Réponse apportée en séance publique le 16/12/2014

M. Philippe Madrelle. Monsieur le président, monsieur le secrétaire d'État, mes chers collègues, ma question porte sur les réseaux de réussite scolaire.

Alors que les classements internationaux comme PISA mettent en évidence les piètres résultats de notre système scolaire, alors que nous ne cessons de déplorer le fait que l'école continue d'amplifier les inégalités sociales, nous sommes en droit de nous interroger sur les conséquences de la réforme de l'éducation prioritaire.

Je me fais ce matin, à cette tribune, le porte-parole des enseignants, des parents d'élèves et des élus, qui, depuis plus d'un mois, manifestent leur colère dans de très nombreuses communes de la Gironde. En effet, comment ne pas craindre qu'une telle révision ne vienne contredire les objectifs affichés de favoriser une réelle égalité des chances ?

En Gironde, comme sur l'ensemble du territoire, enseignants, parents et élus multiplient les actions de mobilisation et rivalisent d'imagination pour faire entendre leur inquiétude face au projet de révision de l'éducation prioritaire.

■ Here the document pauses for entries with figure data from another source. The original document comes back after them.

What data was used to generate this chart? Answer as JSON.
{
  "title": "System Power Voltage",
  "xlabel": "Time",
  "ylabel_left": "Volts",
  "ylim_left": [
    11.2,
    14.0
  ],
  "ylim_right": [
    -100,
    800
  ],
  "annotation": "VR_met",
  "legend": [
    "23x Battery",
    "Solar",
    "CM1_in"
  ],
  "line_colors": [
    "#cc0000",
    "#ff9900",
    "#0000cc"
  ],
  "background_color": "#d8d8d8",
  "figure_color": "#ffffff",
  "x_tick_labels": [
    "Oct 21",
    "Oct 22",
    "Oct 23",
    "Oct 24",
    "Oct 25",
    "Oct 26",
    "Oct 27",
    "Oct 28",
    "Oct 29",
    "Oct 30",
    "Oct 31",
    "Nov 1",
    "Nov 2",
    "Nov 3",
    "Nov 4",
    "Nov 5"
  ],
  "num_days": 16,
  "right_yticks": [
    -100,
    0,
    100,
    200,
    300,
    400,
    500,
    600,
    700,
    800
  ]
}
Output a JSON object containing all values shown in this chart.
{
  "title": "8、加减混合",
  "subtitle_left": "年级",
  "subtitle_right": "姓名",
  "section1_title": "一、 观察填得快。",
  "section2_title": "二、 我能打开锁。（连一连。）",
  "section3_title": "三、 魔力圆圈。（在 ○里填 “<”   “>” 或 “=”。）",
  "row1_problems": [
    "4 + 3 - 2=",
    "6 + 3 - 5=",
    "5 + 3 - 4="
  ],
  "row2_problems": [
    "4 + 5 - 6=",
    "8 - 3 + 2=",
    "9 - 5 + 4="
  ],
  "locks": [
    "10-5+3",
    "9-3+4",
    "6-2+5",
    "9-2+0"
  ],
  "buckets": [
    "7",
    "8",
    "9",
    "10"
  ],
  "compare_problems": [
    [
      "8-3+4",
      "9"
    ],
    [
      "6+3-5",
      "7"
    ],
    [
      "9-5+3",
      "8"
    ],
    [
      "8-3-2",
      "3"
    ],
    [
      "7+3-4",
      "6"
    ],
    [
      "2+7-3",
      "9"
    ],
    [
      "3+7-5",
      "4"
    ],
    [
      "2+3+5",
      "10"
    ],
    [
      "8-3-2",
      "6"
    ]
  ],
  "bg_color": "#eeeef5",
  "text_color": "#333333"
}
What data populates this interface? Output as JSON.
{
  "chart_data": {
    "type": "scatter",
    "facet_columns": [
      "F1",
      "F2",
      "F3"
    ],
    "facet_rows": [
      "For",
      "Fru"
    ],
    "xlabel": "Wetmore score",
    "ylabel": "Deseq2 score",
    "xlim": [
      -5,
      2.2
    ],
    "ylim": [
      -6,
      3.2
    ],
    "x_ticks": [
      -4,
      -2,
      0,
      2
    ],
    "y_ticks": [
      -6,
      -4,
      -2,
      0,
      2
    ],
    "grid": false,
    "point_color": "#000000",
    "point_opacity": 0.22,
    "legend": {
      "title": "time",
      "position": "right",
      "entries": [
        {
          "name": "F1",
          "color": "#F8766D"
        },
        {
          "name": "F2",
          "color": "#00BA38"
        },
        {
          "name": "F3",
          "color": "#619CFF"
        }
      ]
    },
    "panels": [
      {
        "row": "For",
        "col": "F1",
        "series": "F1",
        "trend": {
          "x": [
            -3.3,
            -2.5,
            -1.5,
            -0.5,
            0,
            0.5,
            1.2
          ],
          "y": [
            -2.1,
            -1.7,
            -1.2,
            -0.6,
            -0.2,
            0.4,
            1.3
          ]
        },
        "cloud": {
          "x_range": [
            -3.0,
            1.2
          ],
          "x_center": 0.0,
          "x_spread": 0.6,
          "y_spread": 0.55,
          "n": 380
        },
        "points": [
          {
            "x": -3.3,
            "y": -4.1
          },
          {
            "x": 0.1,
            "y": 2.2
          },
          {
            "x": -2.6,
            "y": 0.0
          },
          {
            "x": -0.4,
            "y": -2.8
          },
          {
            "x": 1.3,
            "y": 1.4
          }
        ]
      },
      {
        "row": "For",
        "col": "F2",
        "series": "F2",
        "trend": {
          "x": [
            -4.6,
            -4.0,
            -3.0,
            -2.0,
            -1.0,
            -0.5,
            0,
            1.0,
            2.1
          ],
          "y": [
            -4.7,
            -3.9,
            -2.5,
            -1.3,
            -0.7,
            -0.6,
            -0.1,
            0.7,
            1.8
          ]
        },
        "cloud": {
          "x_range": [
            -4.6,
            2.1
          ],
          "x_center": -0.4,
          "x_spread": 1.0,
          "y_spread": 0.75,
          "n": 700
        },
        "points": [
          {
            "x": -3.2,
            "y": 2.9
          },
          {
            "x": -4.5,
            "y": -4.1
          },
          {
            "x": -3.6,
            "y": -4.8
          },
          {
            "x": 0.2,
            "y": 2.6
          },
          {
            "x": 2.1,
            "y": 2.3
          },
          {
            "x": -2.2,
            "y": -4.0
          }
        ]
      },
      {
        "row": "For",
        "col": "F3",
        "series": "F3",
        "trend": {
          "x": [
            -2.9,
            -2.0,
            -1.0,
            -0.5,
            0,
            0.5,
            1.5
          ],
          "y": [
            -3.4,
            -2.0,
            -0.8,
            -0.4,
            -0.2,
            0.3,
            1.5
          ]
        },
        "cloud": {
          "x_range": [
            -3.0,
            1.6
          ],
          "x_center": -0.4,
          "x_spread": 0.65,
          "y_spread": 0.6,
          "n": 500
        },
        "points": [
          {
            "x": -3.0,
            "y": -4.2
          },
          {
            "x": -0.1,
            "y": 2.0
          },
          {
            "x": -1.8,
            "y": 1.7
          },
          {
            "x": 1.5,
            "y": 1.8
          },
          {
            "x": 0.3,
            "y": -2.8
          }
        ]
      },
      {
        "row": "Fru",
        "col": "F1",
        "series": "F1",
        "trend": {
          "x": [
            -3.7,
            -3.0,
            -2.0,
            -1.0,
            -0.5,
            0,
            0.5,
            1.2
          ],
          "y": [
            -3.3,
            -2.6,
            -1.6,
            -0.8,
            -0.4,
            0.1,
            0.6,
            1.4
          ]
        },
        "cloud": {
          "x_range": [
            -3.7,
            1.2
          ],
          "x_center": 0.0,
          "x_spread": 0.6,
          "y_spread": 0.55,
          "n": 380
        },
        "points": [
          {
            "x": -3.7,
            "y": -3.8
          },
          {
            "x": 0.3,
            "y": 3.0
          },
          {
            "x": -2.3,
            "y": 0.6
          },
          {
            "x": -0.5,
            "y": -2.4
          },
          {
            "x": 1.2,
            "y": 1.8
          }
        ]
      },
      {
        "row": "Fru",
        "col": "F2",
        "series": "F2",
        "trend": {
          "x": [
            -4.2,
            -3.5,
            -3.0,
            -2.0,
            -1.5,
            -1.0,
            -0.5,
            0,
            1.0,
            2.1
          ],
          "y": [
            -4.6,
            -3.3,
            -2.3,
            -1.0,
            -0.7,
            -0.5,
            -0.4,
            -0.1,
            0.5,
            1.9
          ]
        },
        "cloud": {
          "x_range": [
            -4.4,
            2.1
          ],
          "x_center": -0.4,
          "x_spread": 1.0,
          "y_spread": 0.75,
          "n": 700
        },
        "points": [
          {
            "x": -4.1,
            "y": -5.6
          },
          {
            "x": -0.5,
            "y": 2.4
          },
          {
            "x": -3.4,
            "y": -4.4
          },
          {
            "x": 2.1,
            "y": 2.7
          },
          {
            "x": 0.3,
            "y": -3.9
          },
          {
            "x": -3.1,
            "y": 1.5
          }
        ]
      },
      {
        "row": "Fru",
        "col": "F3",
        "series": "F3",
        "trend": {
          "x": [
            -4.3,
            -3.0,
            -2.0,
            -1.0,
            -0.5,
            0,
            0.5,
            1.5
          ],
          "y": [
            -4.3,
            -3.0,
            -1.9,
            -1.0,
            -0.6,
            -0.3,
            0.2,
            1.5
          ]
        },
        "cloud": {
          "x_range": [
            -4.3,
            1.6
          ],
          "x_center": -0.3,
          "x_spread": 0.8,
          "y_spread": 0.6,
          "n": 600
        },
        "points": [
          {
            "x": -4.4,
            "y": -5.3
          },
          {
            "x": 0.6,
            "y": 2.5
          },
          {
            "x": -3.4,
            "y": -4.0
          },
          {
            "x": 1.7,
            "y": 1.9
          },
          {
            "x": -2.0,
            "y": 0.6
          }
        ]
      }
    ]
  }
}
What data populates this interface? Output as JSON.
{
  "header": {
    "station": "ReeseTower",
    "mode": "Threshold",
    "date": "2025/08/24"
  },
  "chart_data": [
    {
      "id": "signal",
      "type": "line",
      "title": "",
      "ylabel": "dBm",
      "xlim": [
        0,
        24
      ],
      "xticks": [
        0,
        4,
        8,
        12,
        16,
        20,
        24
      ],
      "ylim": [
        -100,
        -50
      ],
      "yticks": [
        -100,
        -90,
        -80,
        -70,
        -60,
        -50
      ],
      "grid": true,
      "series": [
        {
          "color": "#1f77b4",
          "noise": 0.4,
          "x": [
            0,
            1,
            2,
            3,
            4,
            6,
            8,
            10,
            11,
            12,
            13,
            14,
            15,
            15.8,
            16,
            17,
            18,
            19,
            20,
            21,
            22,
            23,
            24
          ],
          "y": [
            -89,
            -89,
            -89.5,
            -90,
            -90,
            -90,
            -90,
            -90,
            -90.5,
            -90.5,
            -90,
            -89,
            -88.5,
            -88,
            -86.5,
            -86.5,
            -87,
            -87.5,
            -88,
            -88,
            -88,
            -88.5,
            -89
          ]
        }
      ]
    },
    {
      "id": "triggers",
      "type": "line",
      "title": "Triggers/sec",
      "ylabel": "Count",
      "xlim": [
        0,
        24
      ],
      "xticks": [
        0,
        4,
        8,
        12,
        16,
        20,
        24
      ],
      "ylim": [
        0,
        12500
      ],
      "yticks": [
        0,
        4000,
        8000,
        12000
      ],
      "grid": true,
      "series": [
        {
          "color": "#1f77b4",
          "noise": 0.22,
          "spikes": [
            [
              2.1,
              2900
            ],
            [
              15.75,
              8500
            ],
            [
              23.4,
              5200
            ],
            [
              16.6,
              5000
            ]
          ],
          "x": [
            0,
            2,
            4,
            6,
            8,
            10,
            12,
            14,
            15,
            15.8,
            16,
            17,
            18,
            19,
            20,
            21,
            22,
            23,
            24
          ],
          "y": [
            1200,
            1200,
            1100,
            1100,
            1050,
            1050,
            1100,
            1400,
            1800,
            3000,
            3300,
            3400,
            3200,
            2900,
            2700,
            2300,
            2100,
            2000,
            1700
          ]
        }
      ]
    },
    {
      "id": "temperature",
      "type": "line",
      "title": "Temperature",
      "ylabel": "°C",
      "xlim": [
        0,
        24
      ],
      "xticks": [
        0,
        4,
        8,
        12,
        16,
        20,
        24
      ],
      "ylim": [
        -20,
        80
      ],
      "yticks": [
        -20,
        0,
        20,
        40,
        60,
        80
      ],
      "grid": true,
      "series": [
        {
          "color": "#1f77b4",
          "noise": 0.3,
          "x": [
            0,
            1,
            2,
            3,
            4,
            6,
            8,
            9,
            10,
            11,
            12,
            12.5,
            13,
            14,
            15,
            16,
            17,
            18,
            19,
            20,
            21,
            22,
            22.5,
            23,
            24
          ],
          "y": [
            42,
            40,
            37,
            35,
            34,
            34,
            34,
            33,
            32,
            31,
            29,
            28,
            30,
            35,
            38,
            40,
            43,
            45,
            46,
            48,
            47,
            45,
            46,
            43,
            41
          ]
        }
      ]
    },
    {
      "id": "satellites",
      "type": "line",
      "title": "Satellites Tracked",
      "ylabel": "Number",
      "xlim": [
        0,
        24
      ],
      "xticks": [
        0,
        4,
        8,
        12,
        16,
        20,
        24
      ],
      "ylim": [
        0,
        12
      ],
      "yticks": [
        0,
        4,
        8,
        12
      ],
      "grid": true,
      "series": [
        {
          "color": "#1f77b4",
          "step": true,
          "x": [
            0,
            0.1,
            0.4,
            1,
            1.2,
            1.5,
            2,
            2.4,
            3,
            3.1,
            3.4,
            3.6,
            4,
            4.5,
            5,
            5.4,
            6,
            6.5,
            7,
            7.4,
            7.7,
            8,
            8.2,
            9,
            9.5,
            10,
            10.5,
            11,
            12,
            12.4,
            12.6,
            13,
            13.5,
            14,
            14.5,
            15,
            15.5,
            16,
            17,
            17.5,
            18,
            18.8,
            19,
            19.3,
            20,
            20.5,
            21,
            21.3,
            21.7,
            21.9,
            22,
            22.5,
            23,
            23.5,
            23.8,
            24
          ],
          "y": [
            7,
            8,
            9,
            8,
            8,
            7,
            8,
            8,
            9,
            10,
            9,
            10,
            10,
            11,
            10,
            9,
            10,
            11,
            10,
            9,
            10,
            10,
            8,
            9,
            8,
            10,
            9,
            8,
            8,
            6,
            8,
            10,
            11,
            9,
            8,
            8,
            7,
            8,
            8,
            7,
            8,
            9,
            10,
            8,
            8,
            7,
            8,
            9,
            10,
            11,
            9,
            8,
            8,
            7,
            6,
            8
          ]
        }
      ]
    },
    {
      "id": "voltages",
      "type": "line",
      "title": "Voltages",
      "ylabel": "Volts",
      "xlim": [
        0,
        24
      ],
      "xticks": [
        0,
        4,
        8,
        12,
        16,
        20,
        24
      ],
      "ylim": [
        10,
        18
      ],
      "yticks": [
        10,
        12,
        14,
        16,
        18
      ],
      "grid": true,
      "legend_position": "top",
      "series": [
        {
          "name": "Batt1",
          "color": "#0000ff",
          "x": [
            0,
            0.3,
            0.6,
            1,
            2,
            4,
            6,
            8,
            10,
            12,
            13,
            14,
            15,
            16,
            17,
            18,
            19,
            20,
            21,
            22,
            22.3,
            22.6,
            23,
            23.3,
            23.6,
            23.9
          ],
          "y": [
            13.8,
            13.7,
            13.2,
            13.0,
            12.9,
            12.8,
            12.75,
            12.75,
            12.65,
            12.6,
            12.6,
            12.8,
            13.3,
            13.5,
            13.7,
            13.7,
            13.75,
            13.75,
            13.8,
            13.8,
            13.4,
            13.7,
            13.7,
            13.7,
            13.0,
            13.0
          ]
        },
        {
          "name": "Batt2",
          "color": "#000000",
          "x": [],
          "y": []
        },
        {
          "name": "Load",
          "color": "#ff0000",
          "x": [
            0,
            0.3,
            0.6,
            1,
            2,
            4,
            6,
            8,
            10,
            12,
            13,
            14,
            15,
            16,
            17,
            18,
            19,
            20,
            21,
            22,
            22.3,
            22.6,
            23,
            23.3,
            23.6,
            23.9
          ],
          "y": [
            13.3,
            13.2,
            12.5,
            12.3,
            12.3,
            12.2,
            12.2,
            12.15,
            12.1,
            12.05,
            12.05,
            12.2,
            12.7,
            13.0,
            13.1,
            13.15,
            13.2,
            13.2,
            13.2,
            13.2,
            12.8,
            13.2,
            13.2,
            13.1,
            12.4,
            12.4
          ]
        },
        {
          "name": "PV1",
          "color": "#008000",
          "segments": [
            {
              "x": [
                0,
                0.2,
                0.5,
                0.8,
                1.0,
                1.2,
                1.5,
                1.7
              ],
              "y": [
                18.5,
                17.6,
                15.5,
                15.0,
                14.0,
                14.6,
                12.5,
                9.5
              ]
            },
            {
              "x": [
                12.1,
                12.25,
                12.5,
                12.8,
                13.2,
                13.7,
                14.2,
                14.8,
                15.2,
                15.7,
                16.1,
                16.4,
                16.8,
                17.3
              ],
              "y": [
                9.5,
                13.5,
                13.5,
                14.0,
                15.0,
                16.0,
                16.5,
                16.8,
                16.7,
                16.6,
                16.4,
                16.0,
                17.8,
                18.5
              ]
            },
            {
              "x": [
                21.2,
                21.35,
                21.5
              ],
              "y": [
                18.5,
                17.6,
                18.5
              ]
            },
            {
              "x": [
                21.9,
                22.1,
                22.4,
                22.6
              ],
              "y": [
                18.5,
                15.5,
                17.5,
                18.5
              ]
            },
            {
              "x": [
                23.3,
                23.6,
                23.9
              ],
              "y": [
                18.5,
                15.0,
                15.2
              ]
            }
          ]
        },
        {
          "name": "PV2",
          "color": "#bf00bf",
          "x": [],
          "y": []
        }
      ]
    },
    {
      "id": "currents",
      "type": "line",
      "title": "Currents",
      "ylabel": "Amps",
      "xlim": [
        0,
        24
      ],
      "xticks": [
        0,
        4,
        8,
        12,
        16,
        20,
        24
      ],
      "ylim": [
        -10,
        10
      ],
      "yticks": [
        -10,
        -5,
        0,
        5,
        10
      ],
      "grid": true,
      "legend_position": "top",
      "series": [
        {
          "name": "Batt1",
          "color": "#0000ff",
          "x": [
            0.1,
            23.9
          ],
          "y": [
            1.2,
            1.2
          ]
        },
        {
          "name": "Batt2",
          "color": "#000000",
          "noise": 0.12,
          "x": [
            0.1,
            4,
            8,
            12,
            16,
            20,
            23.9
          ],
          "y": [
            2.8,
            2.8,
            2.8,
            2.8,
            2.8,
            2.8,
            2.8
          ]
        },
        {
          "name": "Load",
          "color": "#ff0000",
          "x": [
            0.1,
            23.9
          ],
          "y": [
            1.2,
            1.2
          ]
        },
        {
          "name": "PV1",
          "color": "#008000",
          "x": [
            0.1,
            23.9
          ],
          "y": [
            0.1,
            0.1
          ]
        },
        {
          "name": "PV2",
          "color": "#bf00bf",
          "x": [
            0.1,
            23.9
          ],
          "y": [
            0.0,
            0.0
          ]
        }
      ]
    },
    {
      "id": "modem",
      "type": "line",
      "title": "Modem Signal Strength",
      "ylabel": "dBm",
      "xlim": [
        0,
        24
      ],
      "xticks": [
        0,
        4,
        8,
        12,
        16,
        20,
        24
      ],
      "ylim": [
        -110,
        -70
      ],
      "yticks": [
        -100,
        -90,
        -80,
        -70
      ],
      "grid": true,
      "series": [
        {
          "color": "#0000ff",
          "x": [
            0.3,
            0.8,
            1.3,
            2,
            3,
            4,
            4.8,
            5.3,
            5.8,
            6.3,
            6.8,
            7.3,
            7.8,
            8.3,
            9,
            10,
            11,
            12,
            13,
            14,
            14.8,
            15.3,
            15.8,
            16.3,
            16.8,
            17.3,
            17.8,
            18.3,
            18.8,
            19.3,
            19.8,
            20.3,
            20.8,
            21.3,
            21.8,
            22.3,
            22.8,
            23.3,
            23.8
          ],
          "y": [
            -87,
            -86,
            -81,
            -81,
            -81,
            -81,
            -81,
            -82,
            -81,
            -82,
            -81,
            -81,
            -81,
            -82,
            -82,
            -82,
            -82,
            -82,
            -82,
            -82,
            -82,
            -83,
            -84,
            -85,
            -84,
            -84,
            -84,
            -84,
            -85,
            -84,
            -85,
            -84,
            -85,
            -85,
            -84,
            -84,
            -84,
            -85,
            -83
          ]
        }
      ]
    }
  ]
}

Depuis 1982, l'éducation prioritaire n'a fait l'objet d'aucune refondation globale. On a empilé des dispositifs, ce qui a eu pour conséquence une perte de lisibilité et d'efficacité.

Certes, la révision de la carte scolaire est présentée comme un outil de justice sociale et de correction des inégalités - je ne doute d'ailleurs pas que le Gouvernement veuille aller dans ce sens -, mais la modification des critères contenue dans cette réforme des zones d'éducation prioritaires, ou ZEP, devenues réseaux de réussite scolaire, réforme qui prend majoritairement en compte les zones urbaines au détriment du critère de ruralité, suscite en Gironde inquiétude et colère, qui ne semblent pas prêtes de s'apaiser.

Depuis trente ans, la Gironde comptait vingt et une zones d'éducation prioritaires, devenues réseaux de réussite scolaire. La nouvelle carte des réseaux d'éducation prioritaire, présentée par le recteur de l'académie de Bordeaux en fin de semaine dernière pour le département de la Gironde révèle la sortie du dispositif des REP de six collèges situés à Guîtres, à Lussac, à Cadillac, à Salles, à Saint- Symphorien et à Bègles.

D'autres établissements, comme les collèges de Coutras et de Sainte-Foy-la-Grande, rentrent, certes, dans le dispositif des REP ; mais vous comprendrez que la prise en compte de certains collèges ne peut justifier la sortie d'autres établissements, dont les indicateurs socio-éducatifs restent pour le moins préoccupants. Tous les secteurs géographiques que j'ai cités sont des zones rurales où vivent de nombreuses familles défavorisées, trop souvent privées d'accès à la culture.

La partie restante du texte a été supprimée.